I shrieked as an arc of dark red blood bloomed on his chest and ran in rivulets down his belly.

Daneska clamped her hand over my mouth. “The wound, it is not so very deep. Not yet.” She sizzled poison in my ear. “You caused this small problem, yes? The Order, also, has a small problem. Coincidently, your fault, too. So unless you want small problems to become big problems…” She wiped the bloody knife across my bodice, taking care to make certain some of his blood smeared onto my breasts. “You will tell me your formula.”

There was a low rumble from Sebastian. He shook his head warning me not to say anything. Daneska nodded, and her servant slammed Sebastian's head against the wall.

“You must not listen to him, Georgiana. He is a man. Men are always so impractical. It is the women of the world who must live with the mess men make of it, no? This is between you and me.” She used the knife to indicate the two of us.

Ruthless witch. Your blade still drips with Sebastian's blood.

“We are pragmatists you and I. You are a scientist. Very practical. Me, I am practical, too. I want what is good for Europe. Peace and stability. The Order of the Iron Crown will unite the continent and stop all this pointless bloodshed. Your English King, he cannot promise peace or stability. Poor mad King George, he cannot even keep his own mind right side up.”

I had no answer for that. It was the sad truth.

“Ah. See. You know I am right.” She grinned and tapped my shoulder with her knife. “His foolish son, Humpty Dumpty Prince George, is no better.
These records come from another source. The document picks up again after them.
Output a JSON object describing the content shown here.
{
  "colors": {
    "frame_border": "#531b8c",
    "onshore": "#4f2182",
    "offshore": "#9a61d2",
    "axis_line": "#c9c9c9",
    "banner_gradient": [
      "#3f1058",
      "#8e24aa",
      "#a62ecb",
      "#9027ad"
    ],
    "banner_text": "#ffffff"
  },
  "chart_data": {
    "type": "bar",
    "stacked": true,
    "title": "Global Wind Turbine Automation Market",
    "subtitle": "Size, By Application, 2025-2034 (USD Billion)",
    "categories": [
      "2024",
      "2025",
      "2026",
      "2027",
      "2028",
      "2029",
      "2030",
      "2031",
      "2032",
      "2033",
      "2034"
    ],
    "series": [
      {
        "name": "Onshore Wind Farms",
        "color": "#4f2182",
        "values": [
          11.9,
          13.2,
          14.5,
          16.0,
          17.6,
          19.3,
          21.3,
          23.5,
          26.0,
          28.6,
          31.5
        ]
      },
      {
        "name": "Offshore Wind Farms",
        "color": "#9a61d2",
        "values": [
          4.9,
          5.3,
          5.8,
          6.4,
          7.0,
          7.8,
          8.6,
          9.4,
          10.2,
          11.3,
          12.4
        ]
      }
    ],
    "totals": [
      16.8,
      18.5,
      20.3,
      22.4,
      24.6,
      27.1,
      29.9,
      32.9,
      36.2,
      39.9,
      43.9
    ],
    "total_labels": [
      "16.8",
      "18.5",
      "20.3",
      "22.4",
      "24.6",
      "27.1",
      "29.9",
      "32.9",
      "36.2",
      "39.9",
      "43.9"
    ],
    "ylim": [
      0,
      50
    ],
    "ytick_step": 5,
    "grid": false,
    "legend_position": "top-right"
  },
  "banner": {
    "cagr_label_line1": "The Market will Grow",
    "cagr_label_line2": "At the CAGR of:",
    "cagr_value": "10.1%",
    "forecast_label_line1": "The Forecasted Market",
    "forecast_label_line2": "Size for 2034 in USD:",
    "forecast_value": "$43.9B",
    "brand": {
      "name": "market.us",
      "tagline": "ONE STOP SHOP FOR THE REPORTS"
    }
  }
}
Your parliament, they made this fat buffoon Prince Regent of England. The fool. Your ruler gambles and chases skirts while his government makes war all over the world—America, India, Africa. You must ask yourself, what do these men want?”

I did my best to look confused. As long as she talked she wasn't hurting Sebastian.

“I will tell you what they want—the greedy swine. More and more for England.” She spit air through her lips.

I seethed, struggling to keep a mask of feigned interest. My brother had died fighting to free the continent from the very tyrant she worshipped. I knew the truth. She cared nothing about the welfare of anyone except herself. Daneska wanted
more and more
for Daneska.

She narrowed her gaze, scrutinizing me. “Your eyes—little mouse—they tell all. You are the skeptic.” She aimed the dagger over her shoulder. “It's him, isn't it? The charming diplomat has convinced you. Foreign service. Ha! A joke.
La grande farce
. Sebastian is England's pawn. Always sneaking around sticking his nose in where it does not belong. Always making trouble.” She screwed the blade through the air, twisting the point toward me. “The Order needs to know what mischief he and his pesky friends are playing at so we can keep it in check. You understand, yes?”

I nodded, frantic to keep her talking. I could practically taste how bitterly she hated him. Any second she might turn her venomous blade on him again.

She frowned and stood back. “This was a simple matter until now. Their codes were easy enough to decipher. But now, my dear”—she lifted one of my curls over my shoulder and arranged it against my décolletage—“now you have invented an undetectable ink.”